By Madison Peek,
The Howard Center For Investigative Journalism
James White looked at the barren ground in Elaine, Arkansas, where a memorial tree dedicated to hundreds of Black lynching victims once grew and reflected on his hometown.
White grew up in Elaine, where few talk about the horrific massacre that claimed hundreds of Black lives in 1919. The willow tree was supposed to provide a place to remember their legacy. Now, it’s gone.
“It looks like a friendly little town, but it’s really not,” White said. The first tree was chopped down, he said, and a second mysteriously died.
The repeated vandalization of Elaine’s willow tree is one of many episodes across the country where memorials honoring the memory of lynching victims have been defaced or destroyed.
In 2020, the FBI reported more than 2,400 hate crimes that involved the destruction, damage or vandalization of property. The majority of reported hate bias incidents were anti-Black.
In Mississippi, next to the banks of the Tallahatchie River, a memorial to Emmett Till has been pierced with bullets, stolen and thrown into the river where Till’s body was found after his lynching in 1955. Till was 14 at the time.
Monuments are tributes from people who have the power to put them up at the time.
They “are products of historical processes … but in no way are they history books. A better way to think of them is as sound bites,” said Dell Upton, distinguished research professor at the University of California, Los Angeles.“Monuments are put up by the people who have the power to put them up at the time.”
It’s a marked historical pattern, stretching back to the earliest monuments.
Many Confederate statues were put up after the Civil War as thinly veiled “political monuments, statements of continuing allegiance to the Confederacy, and to the white supremacy upon which it was built,” Upton said.
When Black politicians and leaders became more prominent during the Civil Rights era of the 1960s, monuments honoring Black history began to crop up across the country, according to historians.
In Tallahatchie County, Mississippi, it took over 30 years after Till was lynched to have his murder acknowledged, said Nancy Bercaw, a curator of the slavery and freedom exhibition at the Smithsonian National Museum of American History. Then it happened only after Black officials were elected to office.

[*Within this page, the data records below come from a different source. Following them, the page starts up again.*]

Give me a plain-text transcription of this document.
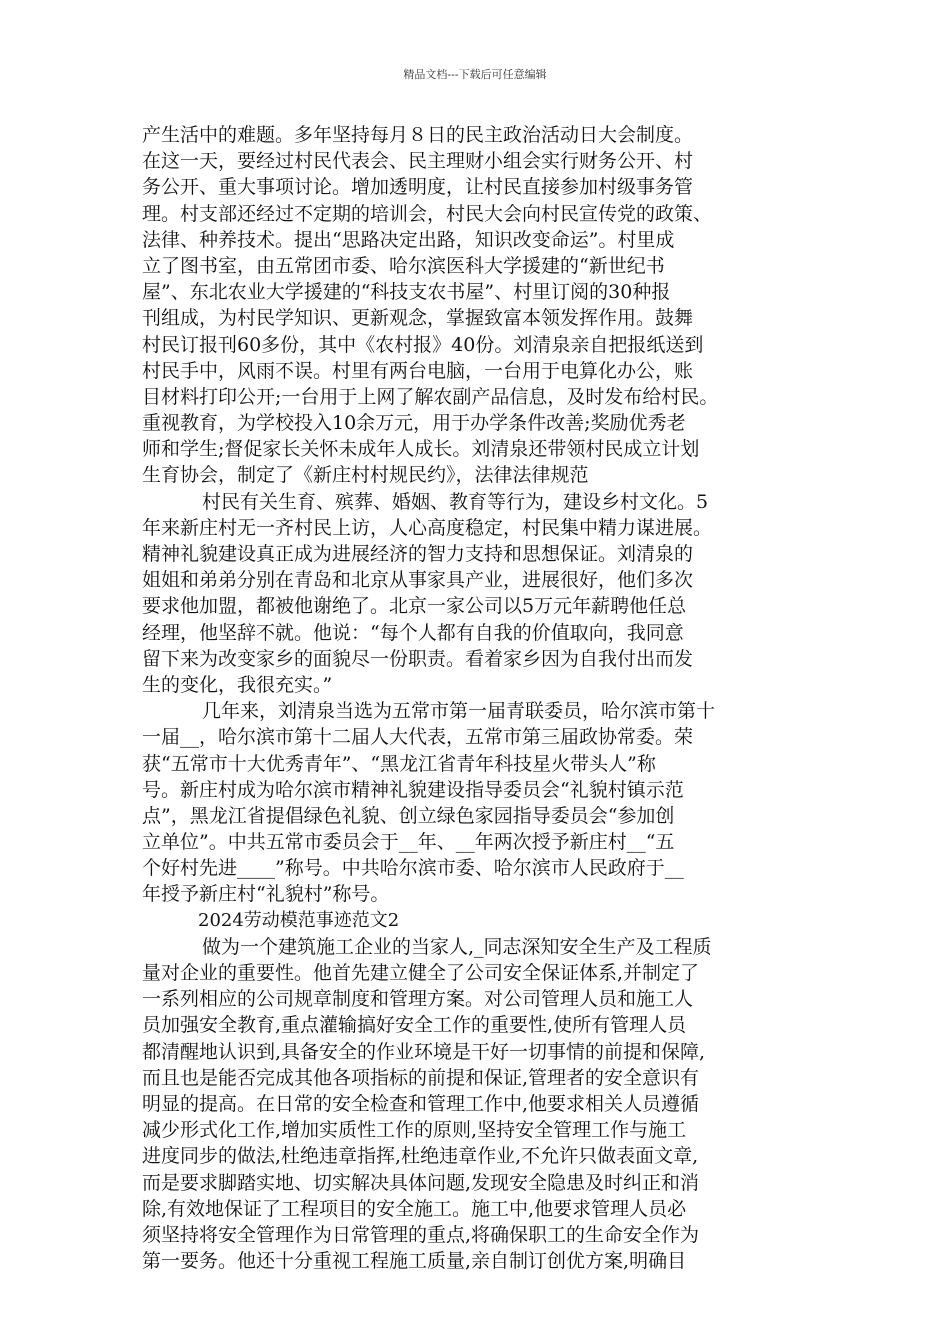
精品文档---下载后可任意编辑
产生活中的难题。多年坚持每月８日的民主政治活动日大会制度。
在这一天，要经过村民代表会、民主理财小组会实行财务公开、村
务公开、重大事项讨论。增加透明度，让村民直接参加村级事务管
理。村支部还经过不定期的培训会，村民大会向村民宣传党的政策、
法律、种养技术。提出“思路决定出路，知识改变命运”。村里成
立了图书室，由五常团市委、哈尔滨医科大学援建的“新世纪书
屋”、东北农业大学援建的“科技支农书屋”、村里订阅的30种报
刊组成，为村民学知识、更新观念，掌握致富本领发挥作用。鼓舞
村民订报刊60多份，其中《农村报》40份。刘清泉亲自把报纸送到
村民手中，风雨不误。村里有两台电脑，一台用于电算化办公，账
目材料打印公开;一台用于上网了解农副产品信息，及时发布给村民。
重视教育，为学校投入10余万元，用于办学条件改善;奖励优秀老
师和学生;督促家长关怀未成年人成长。刘清泉还带领村民成立计划
生育协会，制定了《新庄村村规民约》，法律法律规范
村民有关生育、殡葬、婚姻、教育等行为，建设乡村文化。5
年来新庄村无一齐村民上访，人心高度稳定，村民集中精力谋进展。
精神礼貌建设真正成为进展经济的智力支持和思想保证。刘清泉的
姐姐和弟弟分别在青岛和北京从事家具产业，进展很好，他们多次
要求他加盟，都被他谢绝了。北京一家公司以5万元年薪聘他任总
经理，他坚辞不就。他说：“每个人都有自我的价值取向，我同意
留下来为改变家乡的面貌尽一份职责。看着家乡因为自我付出而发
生的变化，我很充实。”
几年来，刘清泉当选为五常市第一届青联委员，哈尔滨市第十
一届__，哈尔滨市第十二届人大代表，五常市第三届政协常委。荣
获“五常市十大优秀青年”、“黑龙江省青年科技星火带头人”称
号。新庄村成为哈尔滨市精神礼貌建设指导委员会“礼貌村镇示范
点”，黑龙江省提倡绿色礼貌、创立绿色家园指导委员会“参加创
立单位”。中共五常市委员会于__年、__年两次授予新庄村__“五
个好村先进____”称号。中共哈尔滨市委、哈尔滨市人民政府于__
年授予新庄村“礼貌村”称号。
2024劳动模范事迹范文2
做为一个建筑施工企业的当家人,_同志深知安全生产及工程质
量对企业的重要性。他首先建立健全了公司安全保证体系,并制定了
一系列相应的公司规章制度和管理方案。对公司管理人员和施工人
员加强安全教育,重点灌输搞好安全工作的重要性,使所有管理人员
都清醒地认识到,具备安全的作业环境是干好一切事情的前提和保障,
而且也是能否完成其他各项指标的前提和保证,管理者的安全意识有
明显的提高。在日常的安全检查和管理工作中,他要求相关人员遵循
减少形式化工作,增加实质性工作的原则,坚持安全管理工作与施工
进度同步的做法,杜绝违章指挥,杜绝违章作业,不允许只做表面文章,
而是要求脚踏实地、切实解决具体问题,发现安全隐患及时纠正和消
除,有效地保证了工程项目的安全施工。施工中,他要求管理人员必
须坚持将安全管理作为日常管理的重点,将确保职工的生命安全作为
第一要务。他还十分重视工程施工质量,亲自制订创优方案,明确目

Till’s marker is one of the most publicly and consistently vandalized lynching memorials in the country. The marker has had four incarnations. The first was stolen and thrown in the river and the second was shot 317 times. The third tribute to the teenager’s life was shot and destroyed again and the fourth, a bullet-proof sign, was put up in 2019. It was stolen in September of last year.

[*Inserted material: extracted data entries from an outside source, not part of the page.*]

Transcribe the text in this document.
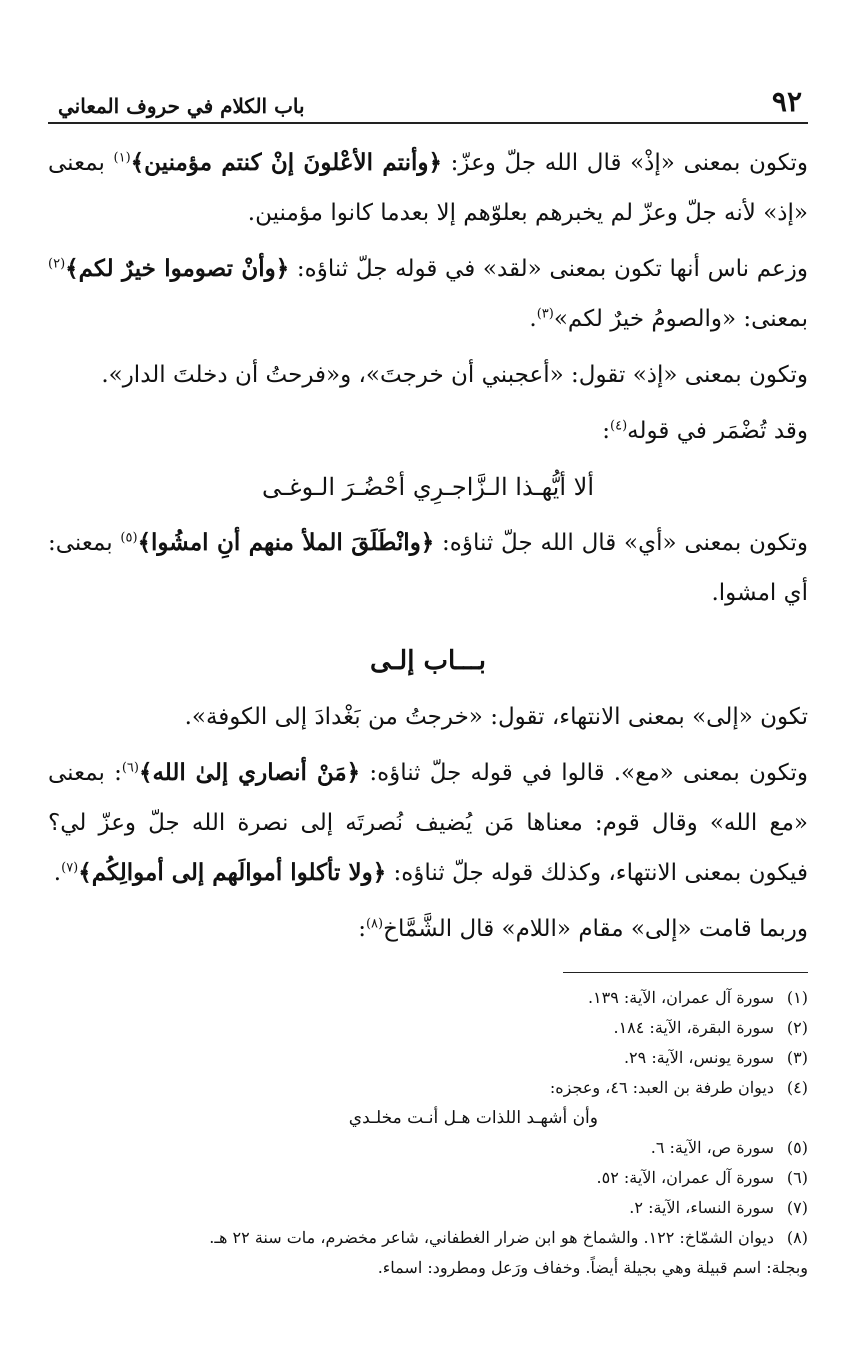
٩٢
باب الكلام في حروف المعاني

وتكون بمعنى «إذْ» قال الله جلّ وعزّ: ﴿وأنتم الأعْلونَ إنْ كنتم مؤمنين﴾$^{(١)}$ بمعنى «إذ» لأنه جلّ وعزّ لم يخبرهم بعلوّهم إلا بعدما كانوا مؤمنين.

وزعم ناس أنها تكون بمعنى «لقد» في قوله جلّ ثناؤه: ﴿وأنْ تصوموا خيرٌ لكم﴾$^{(٢)}$ بمعنى: «والصومُ خيرٌ لكم»$^{(٣)}$.

وتكون بمعنى «إذ» تقول: «أعجبني أن خرجتَ»، و«فرحتُ أن دخلتَ الدار».

وقد تُضْمَر في قوله$^{(٤)}$:

ألا أيُّهـذا الـزَّاجـرِي أحْضُـرَ الـوغـى

وتكون بمعنى «أي» قال الله جلّ ثناؤه: ﴿وانْطَلَقَ الملأ منهم أنِ امشُوا﴾$^{(٥)}$ بمعنى: أي امشوا.

بـــاب إلـى

تكون «إلى» بمعنى الانتهاء، تقول: «خرجتُ من بَغْدادَ إلى الكوفة».

وتكون بمعنى «مع». قالوا في قوله جلّ ثناؤه: ﴿مَنْ أنصاري إلىٰ الله﴾$^{(٦)}$: بمعنى «مع الله» وقال قوم: معناها مَن يُضيف نُصرتَه إلى نصرة الله جلّ وعزّ لي؟ فيكون بمعنى الانتهاء، وكذلك قوله جلّ ثناؤه: ﴿ولا تأكلوا أموالَهم إلى أموالِكُم﴾$^{(٧)}$.

وربما قامت «إلى» مقام «اللام» قال الشَّمَّاخ$^{(٨)}$:

(١)
سورة آل عمران، الآية: ١٣٩.
(٢)
سورة البقرة، الآية: ١٨٤.
(٣)
سورة يونس، الآية: ٢٩.
(٤)
ديوان طرفة بن العبد: ٤٦، وعجزه:
وأن أشهـد اللذات هـل أنـت مخلـدي
(٥)
سورة ص، الآية: ٦.
(٦)
سورة آل عمران، الآية: ٥٢.
(٧)
سورة النساء، الآية: ٢.
(٨)
ديوان الشمّاخ: ١٢٢. والشماخ هو ابن ضرار الغطفاني، شاعر مخضرم، مات سنة ٢٢ هـ.
وبجلة: اسم قبيلة وهي بجيلة أيضاً. وخفاف ورَعل ومطرود: اسماء.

The second variation of Till’s marker is now housed at the Smithsonian’s National Museum of American History in Washington.
“This is the first time that there’s been an exhibit on Till that doesn’t just end in 1955 with his murder,” Bercaw said. “But what we’re really looking at is this long history of anti-Black violence in America that continues up to this present moment. And I think that’s what the vandalization of the signs is really about.”
The exhibit, placed in front of the Star-Spangled Banner, invites the viewer to reflect on America’s past and how its racist roots still infect American culture today, Bercaw said.
Bercaw emphasized the hard-fought work of local communities pushing to reckon with their racist pasts. In documenting the untold Black stories and hopes, “the Smithsonian can play a role in convening, and in elevating, and in shining a spotlight on this decades-long struggle.”